Eugene McCarthy (born March 29, 1916, Watkins, Minnesota, U.S.—died December 10, 2005, Washington, D.C.) was a U.S. senator, whose entry into the 1968 race for the Democratic presidential nomination ultimately led President Lyndon B. Johnson to drop his bid for reelection.
McCarthy graduated from St. John’s University (Collegeville, Minnesota) in 1935, then taught high school while working on a master’s degree at the University of Minnesota. He returned as a faculty member to St. John’s (1940–43) and subsequently served in the War Department’s military intelligence division until the end of World War II. After the war McCarthy again taught school, eventually becoming chairman of the sociology department at the College of St. Thomas in St. Paul, Minnesota. In 1948 he ran successfully on Minnesota’s Democratic-Farmer-Labor Party ticket for the U.S. House of Representatives, where he remained for 10 years, compiling a liberal voting record.

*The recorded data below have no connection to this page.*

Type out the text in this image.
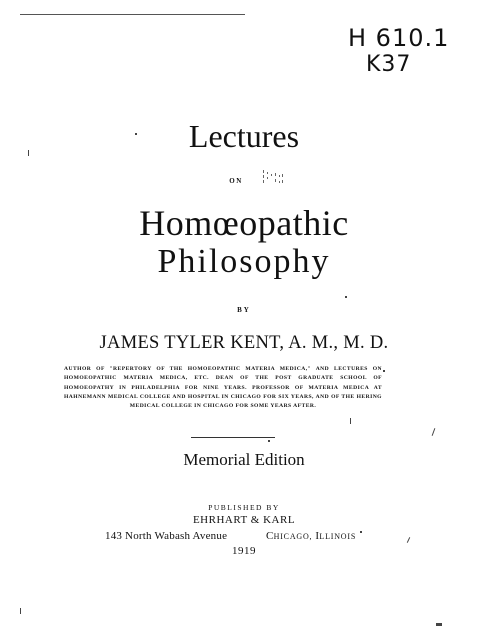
H 610.1
K37
Lectures
ON
Homœopathic
Philosophy
BY
JAMES TYLER KENT, A. M., M. D.
AUTHOR OF "REPERTORY OF THE HOMOEOPATHIC MATERIA MEDICA," AND LECTURES ON HOMOEOPATHIC MATERIA MEDICA, ETC. DEAN OF THE POST GRADUATE SCHOOL OF HOMOEOPATHY IN PHILADELPHIA FOR NINE YEARS. PROFESSOR OF MATERIA MEDICA AT HAHNEMANN MEDICAL COLLEGE AND HOSPITAL IN CHICAGO FOR SIX YEARS, AND OF THE HERING MEDICAL COLLEGE IN CHICAGO FOR SOME YEARS AFTER.
Memorial Edition
PUBLISHED BY
EHRHART & KARL
143 North Wabash Avenue	CHICAGO, ILLINOIS
1919
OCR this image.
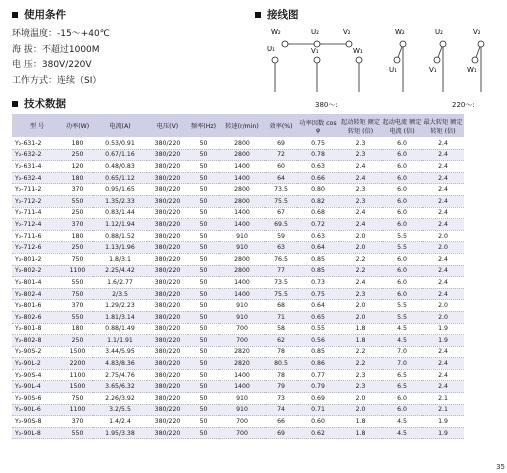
使用条件
环境温度：-15～+40℃
海 拔：不超过1000M
电 压：380V/220V
工作方式：连续（SI）
接线图
W₂	U₂	V₂
U₁	V₁	W₁
W₂	U₂	V₂
U₁	V₁	W₁
380～:	220～:
技术数据
型 号	功率(W)	电流(A)	电压(V)	频率(Hz)	转速(r/min)	效率(%)	功率因数 cos φ	起动转矩 额定转矩 (倍)	起动电流 额定电流 (倍)	最大转矩 额定转矩 (倍)
Y₂-631-2	180	0.53/0.91	380/220	50	2800	69	0.75	2.3	6.0	2.4
Y₂-632-2	250	0.67/1.16	380/220	50	2800	72	0.78	2.3	6.0	2.4
Y₂-631-4	120	0.48/0.83	380/220	50	1400	60	0.63	2.4	6.0	2.4
Y₂-632-4	180	0.65/1.12	380/220	50	1400	64	0.66	2.4	6.0	2.4
Y₂-711-2	370	0.95/1.65	380/220	50	2800	73.5	0.80	2.3	6.0	2.4
Y₂-712-2	550	1.35/2.33	380/220	50	2800	75.5	0.82	2.3	6.0	2.4
Y₂-711-4	250	0.83/1.44	380/220	50	1400	67	0.68	2.4	6.0	2.4
Y₂-712-4	370	1.12/1.94	380/220	50	1400	69.5	0.72	2.4	6.0	2.4
Y₂-711-6	180	0.88/1.52	380/220	50	910	59	0.63	2.0	5.5	2.0
Y₂-712-6	250	1.13/1.96	380/220	50	910	63	0.64	2.0	5.5	2.0
Y₂-801-2	750	1.8/3.1	380/220	50	2800	76.5	0.85	2.2	6.0	2.4
Y₂-802-2	1100	2.25/4.42	380/220	50	2800	77	0.85	2.2	6.0	2.4
Y₂-801-4	550	1.6/2.77	380/220	50	1400	73.5	0.73	2.4	6.0	2.4
Y₂-802-4	750	2/3.5	380/220	50	1400	75.5	0.75	2.3	6.0	2.4
Y₂-801-6	370	1.29/2.23	380/220	50	910	68	0.64	2.0	5.5	2.0
Y₂-802-6	550	1.81/3.14	380/220	50	910	71	0.65	2.0	5.5	2.0
Y₂-801-8	180	0.88/1.49	380/220	50	700	58	0.55	1.8	4.5	1.9
Y₂-802-8	250	1.1/1.91	380/220	50	700	62	0.56	1.8	4.5	1.9
Y₂-90S-2	1500	3.44/5.95	380/220	50	2820	78	0.85	2.2	7.0	2.4
Y₂-90L-2	2200	4.83/8.36	380/220	50	2820	80.5	0.86	2.2	7.0	2.4
Y₂-90S-4	1100	2.75/4.76	380/220	50	1400	78	0.77	2.3	6.5	2.4
Y₂-90L-4	1500	3.65/6.32	380/220	50	1400	79	0.79	2.3	6.5	2.4
Y₂-90S-6	750	2.26/3.92	380/220	50	910	73	0.69	2.0	6.0	2.1
Y₂-90L-6	1100	3.2/5.5	380/220	50	910	74	0.71	2.0	6.0	2.1
Y₂-90S-8	370	1.4/2.4	380/220	50	700	66	0.60	1.8	4.5	1.9
Y₂-90L-8	550	1.95/3.38	380/220	50	700	69	0.62	1.8	4.5	1.9
35
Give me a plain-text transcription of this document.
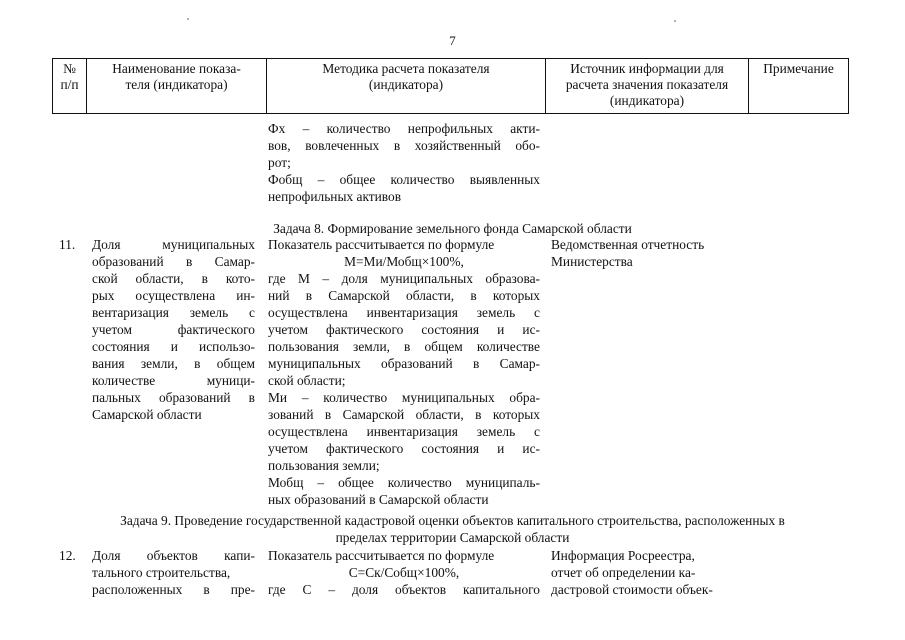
7
№
п/п
Наименование показа-
теля (индикатора)
Методика расчета показателя
(индикатора)
Источник информации для
расчета значения показателя
(индикатора)
Примечание
Фх – количество непрофильных акти-
вов, вовлеченных в хозяйственный обо-
рот;
Фобщ – общее количество выявленных
непрофильных активов
Задача 8. Формирование земельного фонда Самарской области
11.	Доля муниципальных
образований в Самар-
ской области, в кото-
рых осуществлена ин-
вентаризация земель с
учетом фактического
состояния и использо-
вания земли, в общем
количестве муници-
пальных образований в
Самарской области
Показатель рассчитывается по формуле
М=Ми/Мобщ×100%,
где М – доля муниципальных образова-
ний в Самарской области, в которых
осуществлена инвентаризация земель с
учетом фактического состояния и ис-
пользования земли, в общем количестве
муниципальных образований в Самар-
ской области;
Ми – количество муниципальных обра-
зований в Самарской области, в которых
осуществлена инвентаризация земель с
учетом фактического состояния и ис-
пользования земли;
Мобщ – общее количество муниципаль-
ных образований в Самарской области
Ведомственная отчетность
Министерства
Задача 9. Проведение государственной кадастровой оценки объектов капитального строительства, расположенных в
пределах территории Самарской области
12.	Доля объектов капи-
тального строительства,
расположенных в пре-
Показатель рассчитывается по формуле
С=Ск/Собщ×100%,
где С – доля объектов капитального
Информация Росреестра,
отчет об определении ка-
дастровой стоимости объек-
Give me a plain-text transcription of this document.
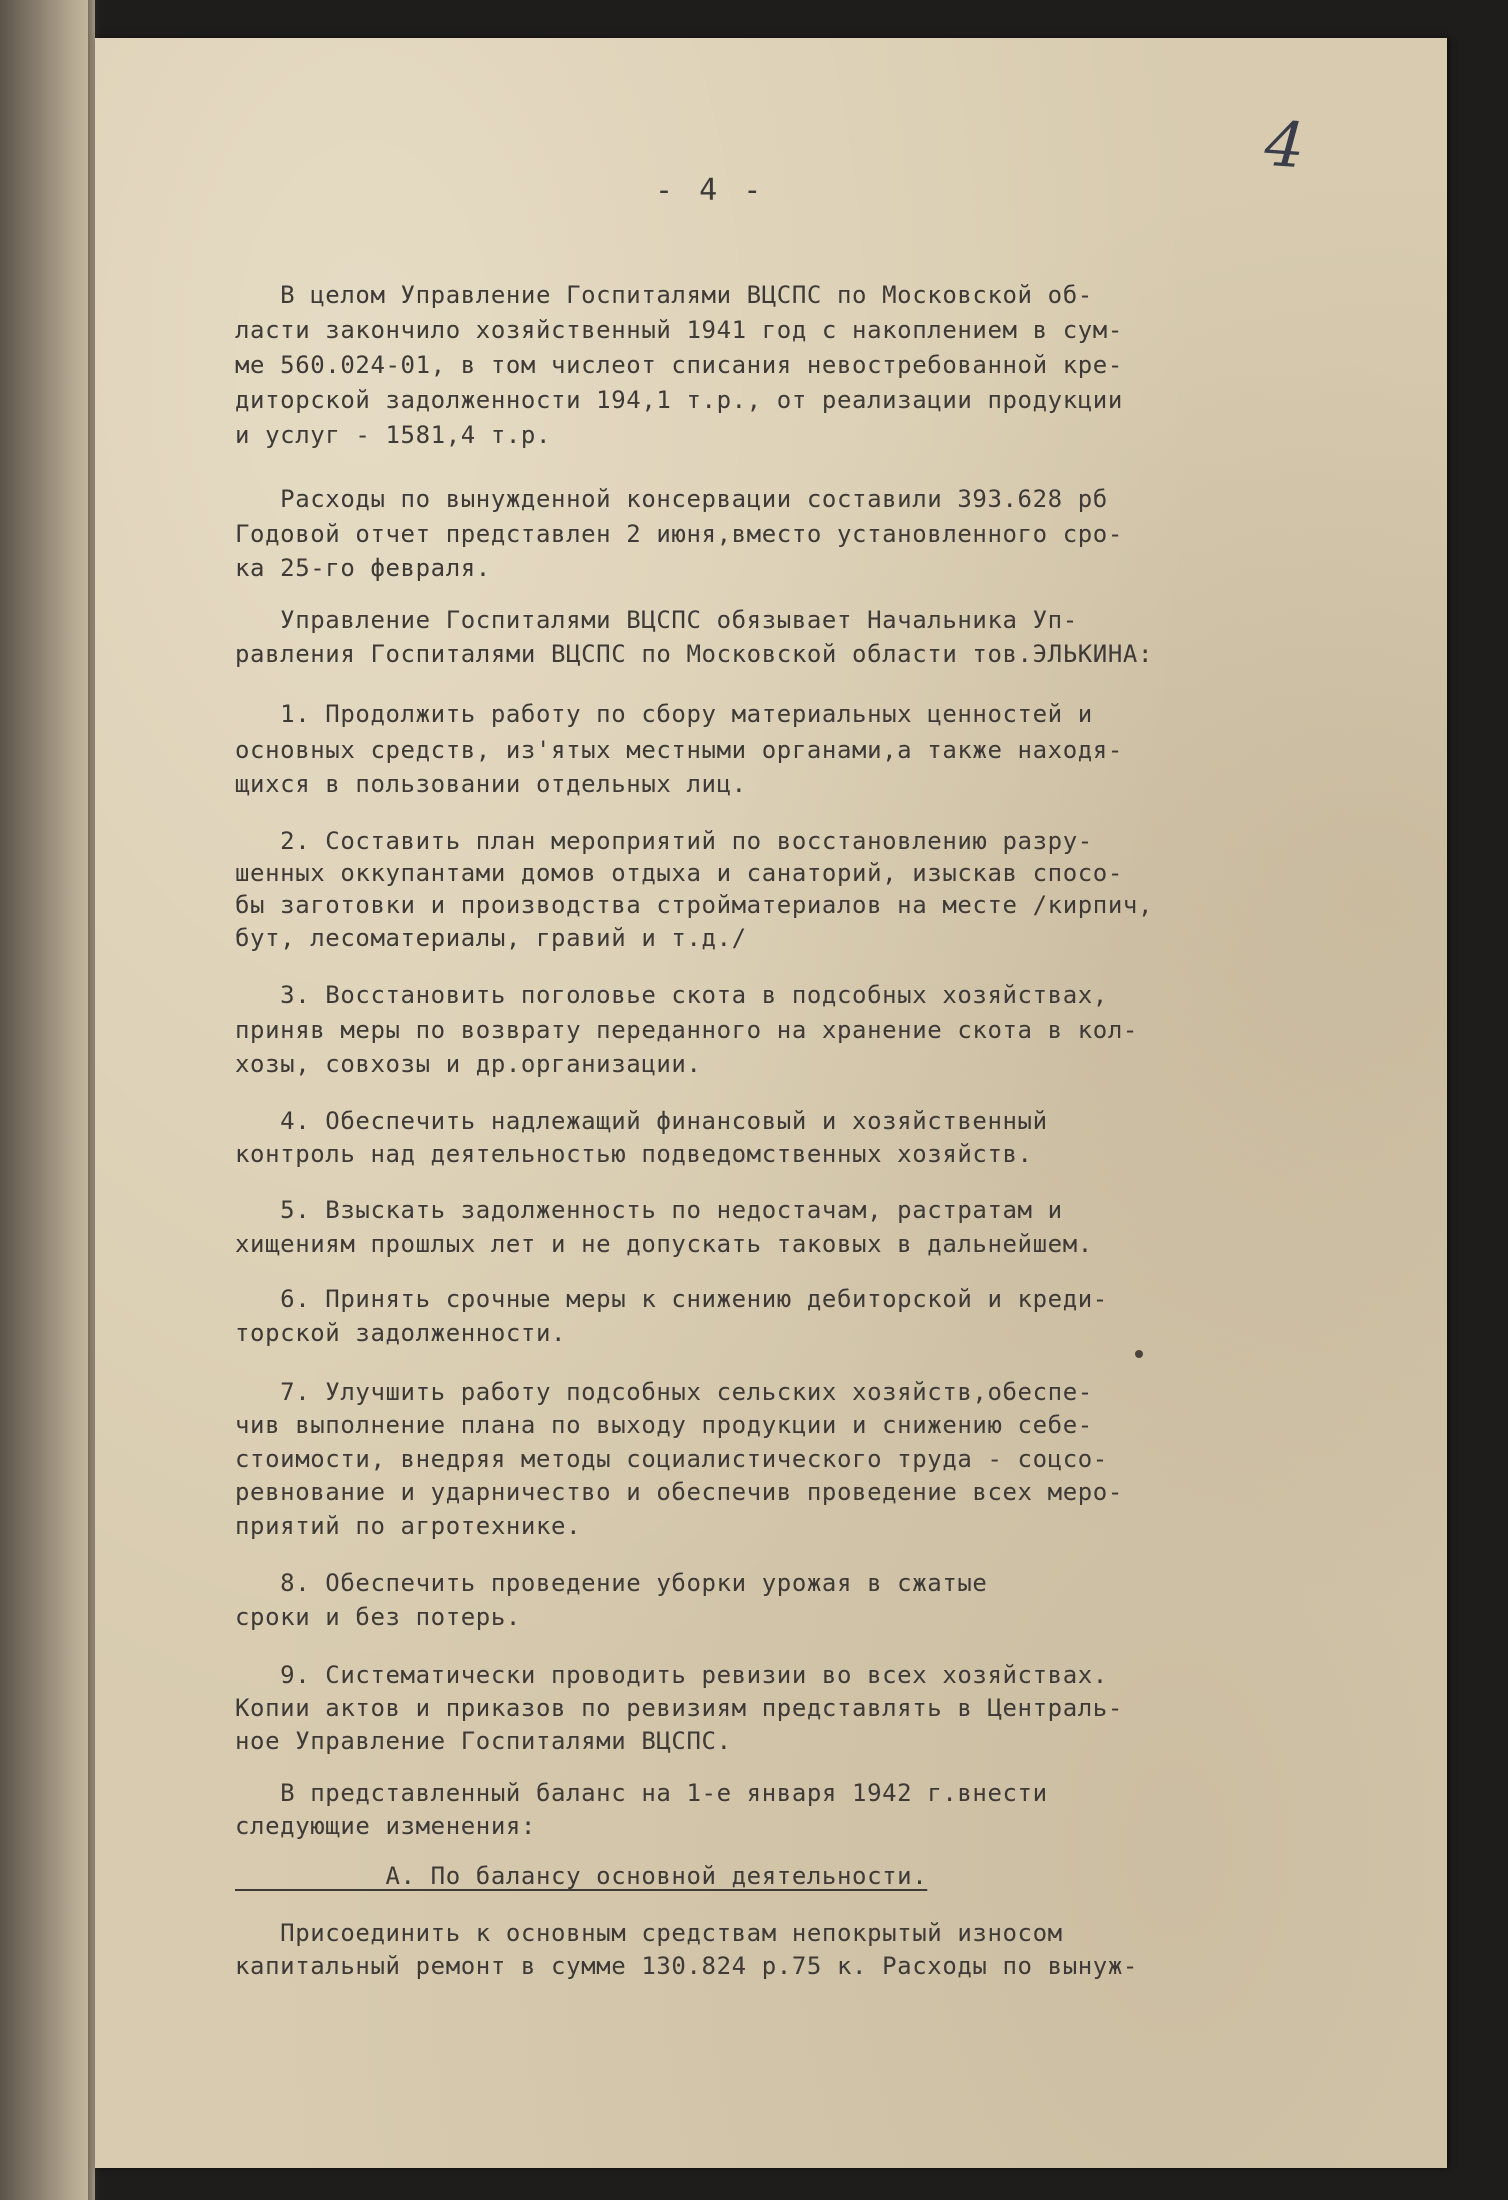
4
- 4 -
В целом Управление Госпиталями ВЦСПС по Московской об-
ласти закончило хозяйственный 1941 год с накоплением в сум-
ме 560.024-01, в том числеот списания невостребованной кре-
диторской задолженности 194,1 т.р., от реализации продукции
и услуг - 1581,4 т.р.
Расходы по вынужденной консервации составили 393.628 рб
Годовой отчет представлен 2 июня,вместо установленного сро-
ка 25-го февраля.
Управление Госпиталями ВЦСПС обязывает Начальника Уп-
равления Госпиталями ВЦСПС по Московской области тов.ЭЛЬКИНА:
1. Продолжить работу по сбору материальных ценностей и
основных средств, из'ятых местными органами,а также находя-
щихся в пользовании отдельных лиц.
2. Составить план мероприятий по восстановлению разру-
шенных оккупантами домов отдыха и санаторий, изыскав спосо-
бы заготовки и производства стройматериалов на месте /кирпич,
бут, лесоматериалы, гравий и т.д./
3. Восстановить поголовье скота в подсобных хозяйствах,
приняв меры по возврату переданного на хранение скота в кол-
хозы, совхозы и др.организации.
4. Обеспечить надлежащий финансовый и хозяйственный
контроль над деятельностью подведомственных хозяйств.
5. Взыскать задолженность по недостачам, растратам и
хищениям прошлых лет и не допускать таковых в дальнейшем.
6. Принять срочные меры к снижению дебиторской и креди-
торской задолженности.
7. Улучшить работу подсобных сельских хозяйств,обеспе-
чив выполнение плана по выходу продукции и снижению себе-
стоимости, внедряя методы социалистического труда - соцсо-
ревнование и ударничество и обеспечив проведение всех меро-
приятий по агротехнике.
8. Обеспечить проведение уборки урожая в сжатые
сроки и без потерь.
9. Систематически проводить ревизии во всех хозяйствах.
Копии актов и приказов по ревизиям представлять в Централь-
ное Управление Госпиталями ВЦСПС.
В представленный баланс на 1-е января 1942 г.внести
следующие изменения:
А. По балансу основной деятельности.
Присоединить к основным средствам непокрытый износом
капитальный ремонт в сумме 130.824 р.75 к. Расходы по вынуж-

In 1958 McCarthy was elected to the Senate, where he remained a relatively unknown figure nationally until November 30, 1967. On that day, he announced his intention to challenge Johnson in the Democratic presidential primaries. Although in 1964 he had supported the Gulf of Tonkin Resolution (which gave the president broad powers to wage the Vietnam War), by 1967 McCarthy had become an outspoken critic of the war. At first McCarthy’s challenge was not taken seriously, but his candidacy soon attracted the growing numbers of Democrats who opposed further American involvement in the Vietnam War. After the Minnesota senator, with his trenchant wit and scholarly, understated manner, captured 42 percent of the vote in the New Hampshire primary in March 1968, Johnson made the dramatic announcement of his withdrawal from the race. McCarthy went on to sweep three primaries but then lost four of the next five to Senator Robert F. Kennedy. Following Kennedy’s assassination, McCarthy lost the nomination at the convention in Chicago to Vice President Hubert H. Humphrey, who had declined to run in the primaries.
In 1970 McCarthy decided not to run for reelection to the Senate. Humphrey won his seat, and McCarthy turned to a career of writing and lecturing. In 1972 he conducted a lacklustre campaign for the Democratic presidential nomination, which was won by Senator George S. McGovern. Four years later McCarthy made a more vigorous, but again unsuccessful, attempt to win the presidency as an independent; his campaigns in 1988 and 1992 also failed. In 1982 McCarthy made an unsuccessful bid for the Senate seat from Minnesota. Among his numerous books are Ground Fog and Night (1979), a collection of poems; Complexities and Contraries: Essays of Mild Discontent (1982); Up ’Til Now (1987), a memoir; 1968: War and Democracy (2000), about the 1968 presidential election; and Parting Shots from My Brittle Brow (2004).